No início de 1967, começou a trabalhar comigo, na redação do Estado, um jovem que, como eu, acabava de ingressar na primeira turma do curso de Jornalismo da ECA-USP. Seu nome: Ricardo Kotscho. Repórter de talento, texto magnífico, fluente em alemão, ele não teve paciência para freqüentar o curso de Jornalismo. O diploma não lhe fez nenhuma falta. Como já tinha obtido registro profissional antes da regulamentação, Kotscho fez carreira brilhante e foi, até 2004, assessor especial do presidente Lula.

Quantas pessoas de talento e competentes, como Ricardo Kotscho, não são hoje impedidas de ingressar no jornalismo pela legislação burra, mesmo tendo outros cursos superiores? O jornalismo se transforma, assim, num clube fechado, impedindo a entrada de mais pessoas competentes e talentosas. Nem que sejam ganhadoras do Prêmio Nobel.

Para o trabalho cotidiano de produção de notícias o trabalho jornalístico não exige mais que o domínio de algumas técnicas, ensinadas nos cursos de graduação de Jornalismo, em oito semestres na universidade. Não precisava durar tanto. A rigor, seu conteúdo essencial poderia ser dado em seis meses de bom treinamento on the job.

É claro que apenas treinamento não basta para formar o verdadeiro jornalista e o profissional competente, é preciso experiência de anos, com especialização, cursos de pós-graduação e/ou extensão universitária, num processo de atualização cultural permanente.

Embora seja essa a formação ideal, não acredito que a regulamentação profissional possa nem deva torná-la requisito essencial e obrigatório para o jornalista.
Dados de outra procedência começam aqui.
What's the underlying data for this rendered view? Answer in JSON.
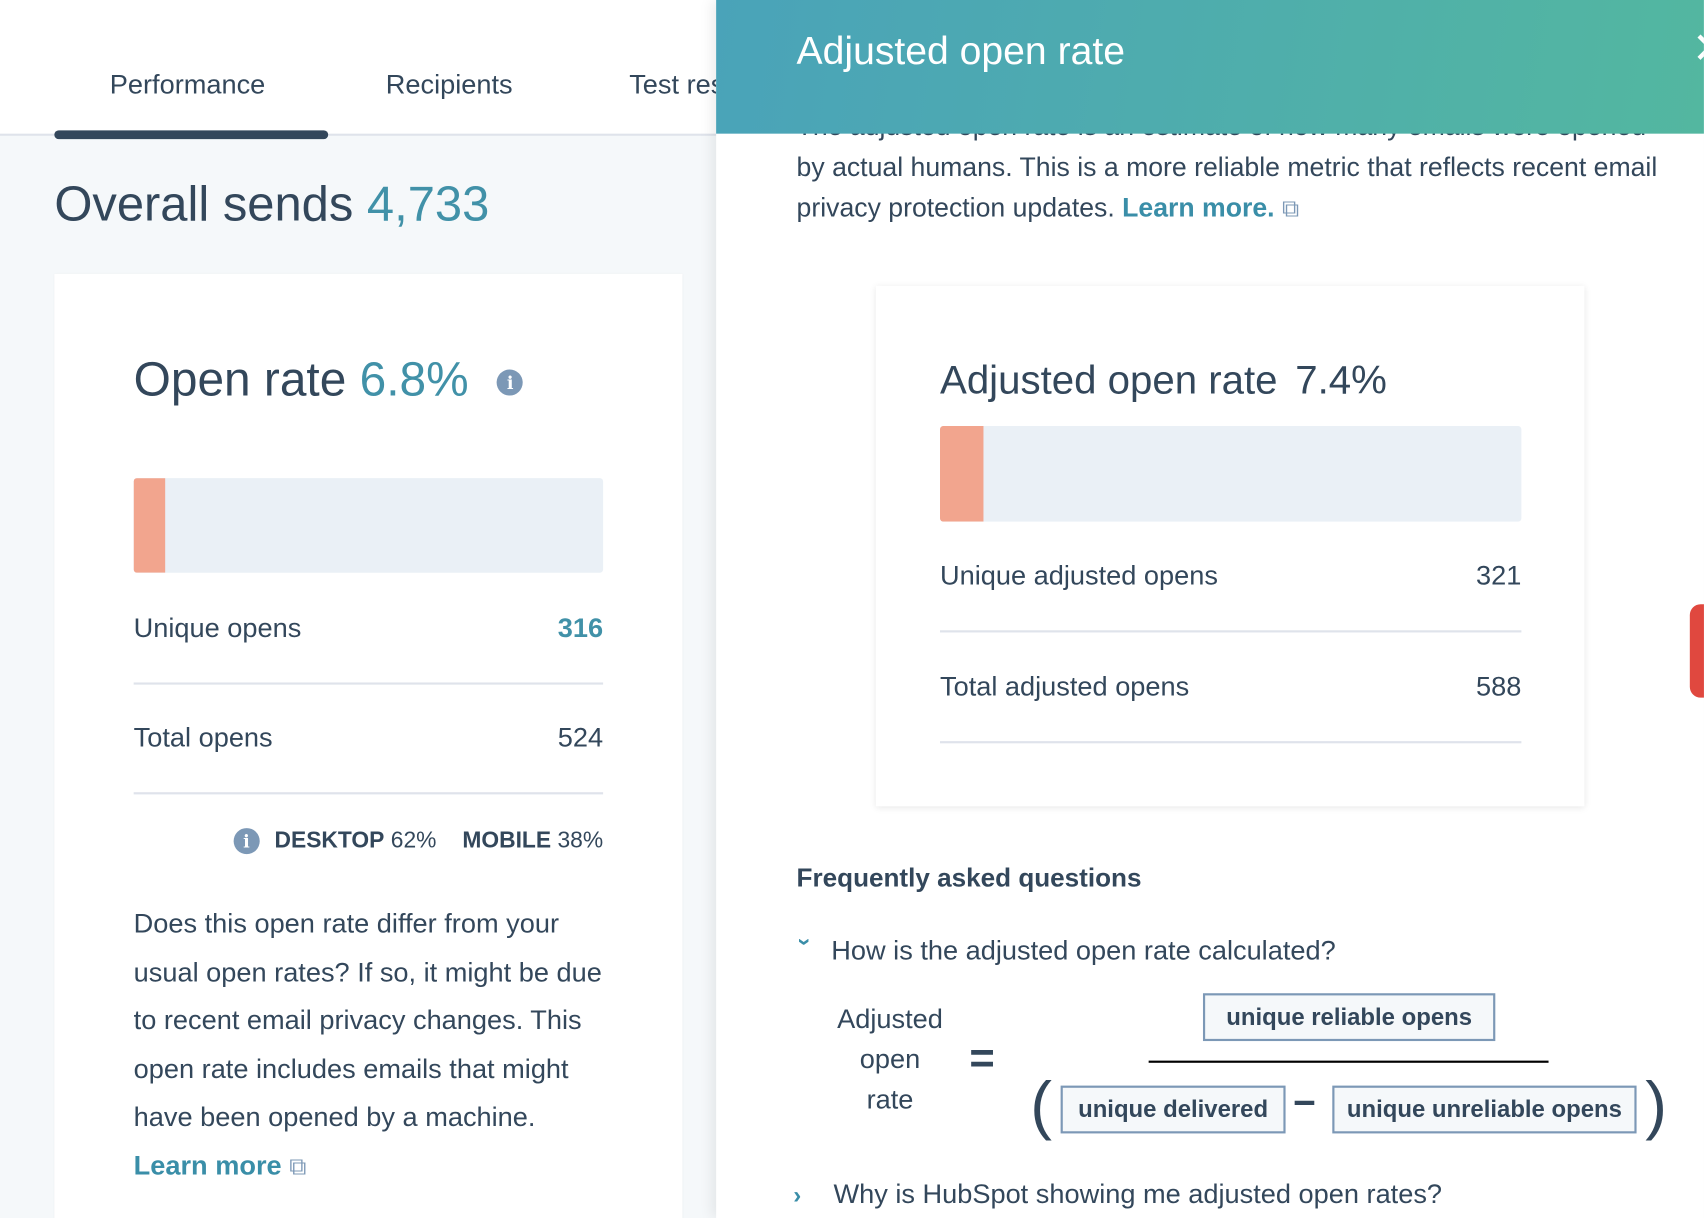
{
  "tabs": [
    {
      "label": "Performance",
      "active": true
    },
    {
      "label": "Recipients",
      "active": false
    },
    {
      "label": "Test results",
      "active": false
    }
  ],
  "overall_sends": {
    "label": "Overall sends",
    "value": "4,733"
  },
  "open_rate_card": {
    "title": "Open rate",
    "value": "6.8%",
    "bar_percent": 6.8,
    "rows": [
      {
        "label": "Unique opens",
        "value": "316"
      },
      {
        "label": "Total opens",
        "value": "524"
      }
    ],
    "device": {
      "desktop_label": "DESKTOP",
      "desktop_value": "62%",
      "mobile_label": "MOBILE",
      "mobile_value": "38%"
    },
    "note": "Does this open rate differ from your usual open rates? If so, it might be due to recent email privacy changes. This open rate includes emails that might have been opened by a machine.",
    "learn_more": "Learn more"
  },
  "panel": {
    "title": "Adjusted open rate",
    "intro": "The adjusted open rate is an estimate of how many emails were opened by actual humans. This is a more reliable metric that reflects recent email privacy protection updates.",
    "learn_more": "Learn more.",
    "card": {
      "title": "Adjusted open rate",
      "value": "7.4%",
      "bar_percent": 7.4,
      "rows": [
        {
          "label": "Unique adjusted opens",
          "value": "321"
        },
        {
          "label": "Total adjusted opens",
          "value": "588"
        }
      ]
    },
    "faq": {
      "heading": "Frequently asked questions",
      "questions": [
        {
          "label": "How is the adjusted open rate calculated?",
          "expanded": true
        },
        {
          "label": "Why is HubSpot showing me adjusted open rates?",
          "expanded": false
        }
      ],
      "formula": {
        "lhs_1": "Adjusted",
        "lhs_2": "open",
        "lhs_3": "rate",
        "equals": "=",
        "numerator": "unique reliable opens",
        "denominator_a": "unique delivered",
        "minus": "−",
        "denominator_b": "unique unreliable opens"
      }
    }
  },
  "colors": {
    "accent": "#4191a8",
    "bar_fill": "#f2a58e",
    "header_start": "#4aa3b9",
    "header_end": "#53b7a0"
  }
}
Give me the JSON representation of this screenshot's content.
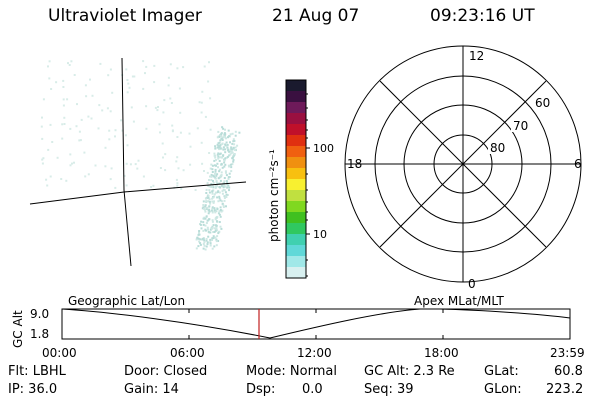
{
  "header": {
    "title": "Ultraviolet Imager",
    "date": "21 Aug 07",
    "time": "09:23:16 UT"
  },
  "colorbar": {
    "label": "photon cm⁻²s⁻¹",
    "ticks": [
      "100",
      "10"
    ],
    "colors": [
      "#1a1a2e",
      "#3a1040",
      "#6e1a5a",
      "#9a1040",
      "#c0102a",
      "#e03010",
      "#f06010",
      "#f09010",
      "#f8c010",
      "#f8f030",
      "#c0e040",
      "#80d820",
      "#40c020",
      "#30c860",
      "#40d0b0",
      "#60d8d8",
      "#a0e8e8",
      "#d8f0f0"
    ]
  },
  "polar": {
    "mlt_labels": [
      "12",
      "18",
      "6",
      "0"
    ],
    "lat_labels": [
      "60",
      "70",
      "80"
    ]
  },
  "timeline": {
    "left_label": "Geographic Lat/Lon",
    "right_label": "Apex MLat/MLT",
    "axis_title": "GC Alt",
    "y_ticks": [
      "9.0",
      "1.8"
    ],
    "x_ticks": [
      "00:00",
      "06:00",
      "12:00",
      "18:00",
      "23:59"
    ]
  },
  "footer": {
    "flt": "Flt: LBHL",
    "ip": "IP: 36.0",
    "door": "Door: Closed",
    "gain": "Gain: 14",
    "mode": "Mode: Normal",
    "dsp_label": "Dsp:",
    "dsp_value": "0.0",
    "gcalt": "GC Alt: 2.3 Re",
    "seq": "Seq: 39",
    "glat_label": "GLat:",
    "glat_value": "60.8",
    "glon_label": "GLon:",
    "glon_value": "223.2"
  }
}
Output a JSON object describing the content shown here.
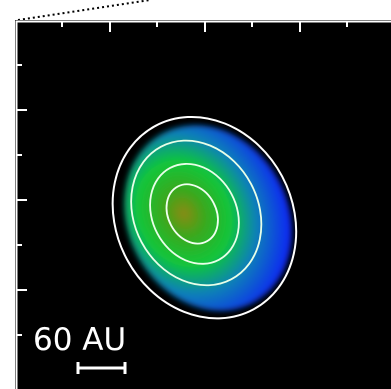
{
  "scale_bar": {
    "label": "60 AU"
  }
}
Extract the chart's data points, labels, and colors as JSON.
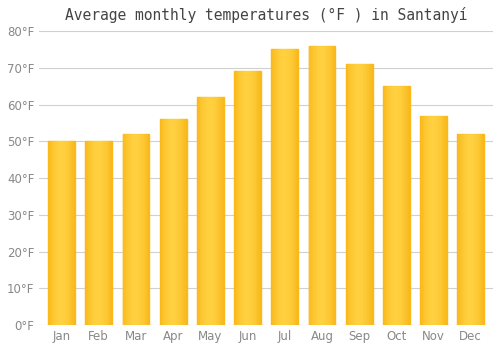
{
  "title": "Average monthly temperatures (°F ) in Santanyí",
  "months": [
    "Jan",
    "Feb",
    "Mar",
    "Apr",
    "May",
    "Jun",
    "Jul",
    "Aug",
    "Sep",
    "Oct",
    "Nov",
    "Dec"
  ],
  "values": [
    50,
    50,
    52,
    56,
    62,
    69,
    75,
    76,
    71,
    65,
    57,
    52
  ],
  "bar_color_dark": "#F5A800",
  "bar_color_light": "#FFD040",
  "background_color": "#ffffff",
  "grid_color": "#d0d0d0",
  "text_color": "#888888",
  "ylim": [
    0,
    80
  ],
  "yticks": [
    0,
    10,
    20,
    30,
    40,
    50,
    60,
    70,
    80
  ],
  "title_fontsize": 10.5,
  "tick_fontsize": 8.5,
  "bar_width": 0.72
}
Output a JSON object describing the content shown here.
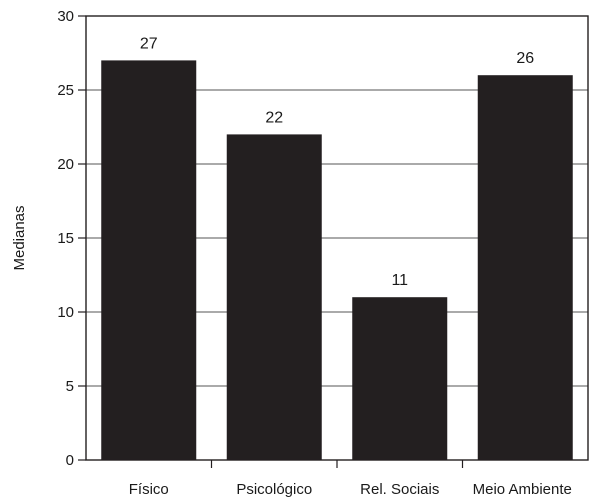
{
  "chart_data": {
    "type": "bar",
    "categories": [
      "Físico",
      "Psicológico",
      "Rel. Sociais",
      "Meio Ambiente"
    ],
    "values": [
      27,
      22,
      11,
      26
    ],
    "data_labels": [
      "27",
      "22",
      "11",
      "26"
    ],
    "title": "",
    "xlabel": "",
    "ylabel": "Medianas",
    "ylim": [
      0,
      30
    ],
    "yticks": [
      0,
      5,
      10,
      15,
      20,
      25,
      30
    ],
    "grid": "horizontal",
    "legend": "none",
    "bar_color": "#231f20",
    "grid_color": "#555555"
  }
}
Uma abertura razoável seria exigir pelo menos um curso superior combinado com exame de suficiência. A Fenaj não aceita nenhum tipo de provão.

Não podemos permitir que a degradação do nível dos jornalistas comprometa a democracia, pois o jornalismo tem papel relevante na construção e no aprimoramento de uma sociedade livre, bem informada e aberta ao debate de idéias.